Lloyd Allison,
School of Computer Science & Software Engineering, FIT,
Seminar's area: Inductive inference,
Research problem: What are statistical models?
I.e. What do they do? What can be done to them? How can you combine two or more of them? And what do you get? How can you program with them? What are the operations, types, classes, semantics?
This talk describes an approach and illustrates it with a case-study of mixed (hybrid) Bayesian networks which are applied to a challenging data set.
Some of this work was done with or was inspired by Leigh Fitzgibbon, Josh Comley and the late Chris Wallace.
This file is at users.monash.edu/~lloyd/Seminars/2005-II/index.shtml and includes links to extra material.The long story: Some of us in CSSE at Monash started to write some generalized machine-learning software -- with a GUI to do common, anticipated tasks, a 'scripting language' for unanticipated but not too hard tasks, and an implementation language for major extensions. We soon came to realise that the major design issue was "what was to be the notion of 'type', and/or 'class', of data and of statistical models of data?" Defining this notion was the big problem for the scripting language which really defines the heart of such a system. The GUI would naturally follow the scripting language's lead on types and classes. Almost any main-stream language would do for the implementation language (its ideas of type and/or class might or might not influence the scripting language and GUI). We got a good way using Java for the implementation language and implemented a lambda-calculus based scripting language, but we did not fully answer what is the best notion of type and/or class for this domain?

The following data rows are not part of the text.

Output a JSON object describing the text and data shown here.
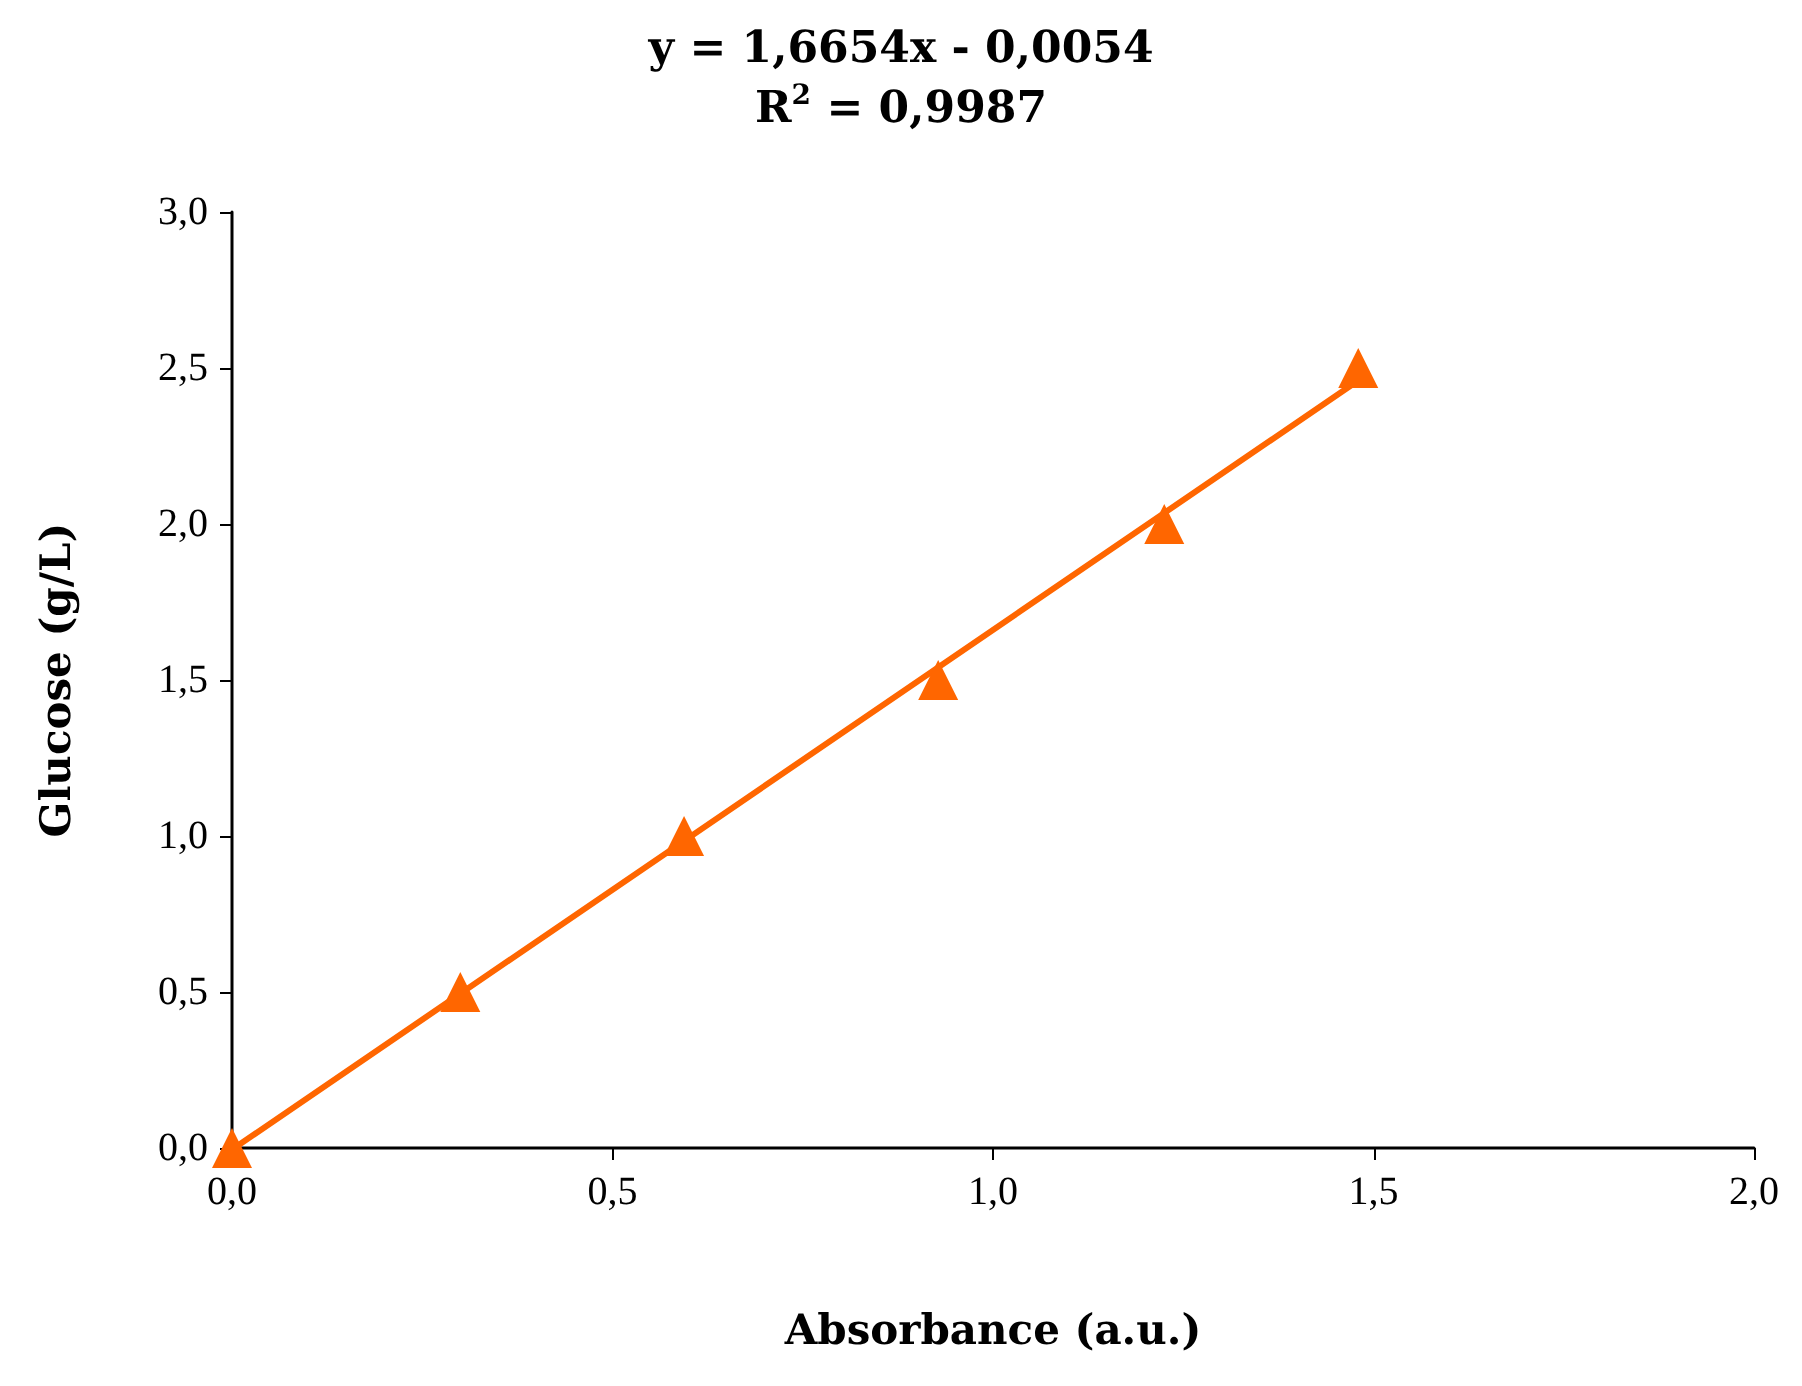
{
  "chart_data": {
    "type": "scatter",
    "title": "y = 1,6654x - 0,0054",
    "subtitle": "R$^{2}$ = 0,9987",
    "xlabel": "Absorbance (a.u.)",
    "ylabel": "Glucose (g/L)",
    "series": [
      {
        "type": "scatter",
        "color": "#ff6600",
        "marker": "triangle",
        "x": [
          0,
          0.3,
          0.594,
          0.928,
          1.225,
          1.48
        ],
        "values": [
          0,
          0.5,
          1.0,
          1.5,
          2.0,
          2.5
        ]
      },
      {
        "type": "line",
        "color": "#ff6600",
        "marker": "none",
        "line_style": "solid",
        "x": [
          0.003,
          1.48
        ],
        "values": [
          0,
          2.46
        ]
      }
    ],
    "xlim": [
      0,
      2
    ],
    "xticks": [
      {
        "value": 0,
        "label": "0,0"
      },
      {
        "value": 0.5,
        "label": "0,5"
      },
      {
        "value": 1,
        "label": "1,0"
      },
      {
        "value": 1.5,
        "label": "1,5"
      },
      {
        "value": 2,
        "label": "2,0"
      }
    ],
    "ylim": [
      0,
      3
    ],
    "yticks": [
      {
        "value": 0,
        "label": "0,0"
      },
      {
        "value": 0.5,
        "label": "0,5"
      },
      {
        "value": 1,
        "label": "1,0"
      },
      {
        "value": 1.5,
        "label": "1,5"
      },
      {
        "value": 2,
        "label": "2,0"
      },
      {
        "value": 2.5,
        "label": "2,5"
      },
      {
        "value": 3,
        "label": "3,0"
      }
    ],
    "grid": false
  }
}
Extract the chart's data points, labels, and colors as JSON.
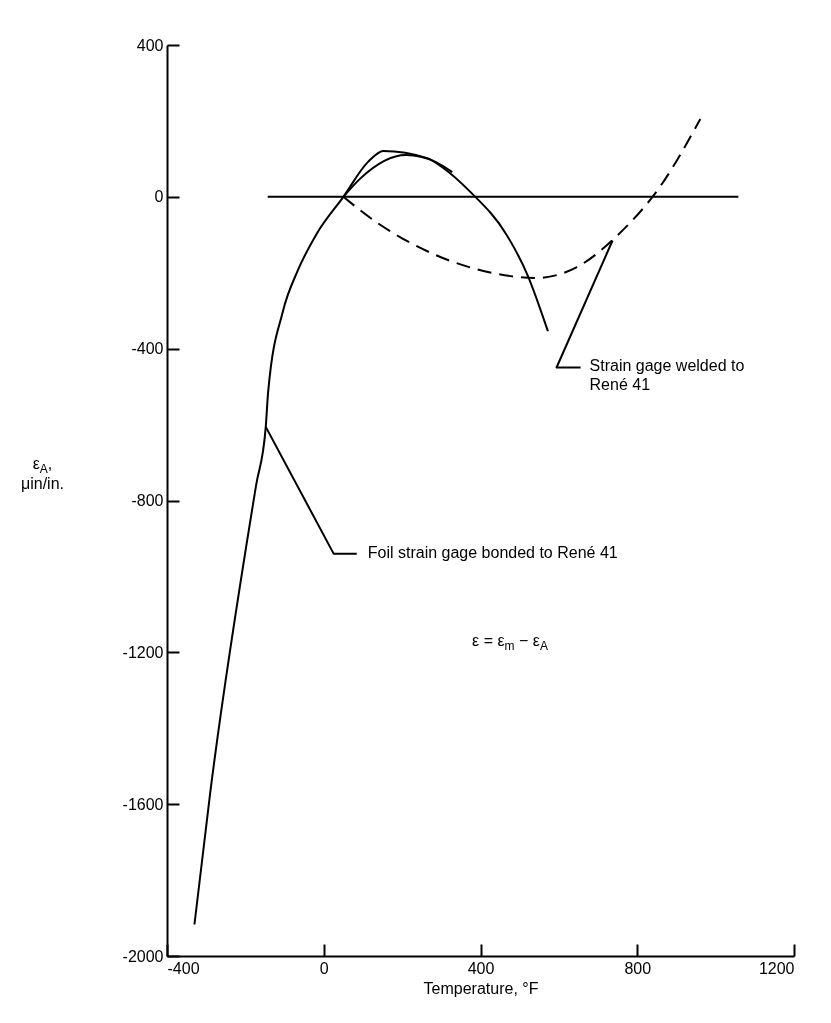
{
  "chart_data": {
    "type": "line",
    "xlabel": "Temperature, °F",
    "ylabel": "ε$_{A}$,\nμin/in.",
    "xlim": [
      -400,
      1200
    ],
    "ylim": [
      -2000,
      400
    ],
    "xticks": [
      -400,
      0,
      400,
      800,
      1200
    ],
    "yticks": [
      -2000,
      -1600,
      -1200,
      -800,
      -400,
      0,
      400
    ],
    "grid": false,
    "series": [
      {
        "color": "#000000",
        "line_style": "solid",
        "x": [
          -330,
          -290,
          -173,
          -148,
          -142,
          -104,
          -67,
          -19,
          50,
          113,
          152,
          264,
          305,
          374,
          466,
          520,
          572
        ],
        "values": [
          -1917,
          -1572,
          -762,
          -606,
          -515,
          -301,
          -196,
          -99,
          0,
          92,
          121,
          102,
          76,
          13,
          -99,
          -206,
          -354
        ]
      },
      {
        "color": "#000000",
        "line_style": "solid",
        "x": [
          50,
          93,
          210,
          285,
          328
        ],
        "values": [
          0,
          48,
          110,
          92,
          65
        ]
      },
      {
        "color": "#000000",
        "line_style": "dashed",
        "x": [
          50,
          136,
          274,
          433,
          540,
          646,
          752,
          859,
          961
        ],
        "values": [
          0,
          -68,
          -148,
          -201,
          -214,
          -185,
          -99,
          28,
          205
        ]
      },
      {
        "color": "#000000",
        "line_style": "solid",
        "x": [
          -143,
          1058
        ],
        "values": [
          0,
          0
        ]
      }
    ],
    "annotations": [
      {
        "text": "Foil strain gage bonded to René 41",
        "x": -148,
        "y": -606
      },
      {
        "text": "Strain gage welded to\nRené 41",
        "x": 737,
        "y": -115
      },
      "ε = ε$_{m}$ − ε$_{A}$"
    ]
  }
}
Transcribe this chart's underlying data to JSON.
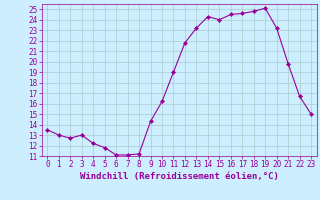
{
  "x": [
    0,
    1,
    2,
    3,
    4,
    5,
    6,
    7,
    8,
    9,
    10,
    11,
    12,
    13,
    14,
    15,
    16,
    17,
    18,
    19,
    20,
    21,
    22,
    23
  ],
  "y": [
    13.5,
    13.0,
    12.7,
    13.0,
    12.2,
    11.8,
    11.1,
    11.1,
    11.2,
    14.3,
    16.2,
    19.0,
    21.8,
    23.2,
    24.3,
    24.0,
    24.5,
    24.6,
    24.8,
    25.1,
    23.2,
    19.8,
    16.7,
    15.0
  ],
  "line_color": "#990099",
  "marker": "D",
  "marker_size": 2.0,
  "bg_color": "#cceeff",
  "grid_color": "#aacccc",
  "xlabel": "Windchill (Refroidissement éolien,°C)",
  "xlim": [
    -0.5,
    23.5
  ],
  "ylim": [
    11,
    25.5
  ],
  "yticks": [
    11,
    12,
    13,
    14,
    15,
    16,
    17,
    18,
    19,
    20,
    21,
    22,
    23,
    24,
    25
  ],
  "xticks": [
    0,
    1,
    2,
    3,
    4,
    5,
    6,
    7,
    8,
    9,
    10,
    11,
    12,
    13,
    14,
    15,
    16,
    17,
    18,
    19,
    20,
    21,
    22,
    23
  ],
  "tick_fontsize": 5.5,
  "label_fontsize": 6.5
}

There is some evidence to suggest that functional programming (FP), which derives from lambda calculus, is a good general paradigm for machine learning (e.g. Lisp is popular in AI, and the 'S' package has a Lisp-ish scripting language). But type checking is often weak and/or done at run-time. Perhaps it is even a trap to design a custom (scripting) language when your main focus is on some application area -- will the language be professional and will it develop?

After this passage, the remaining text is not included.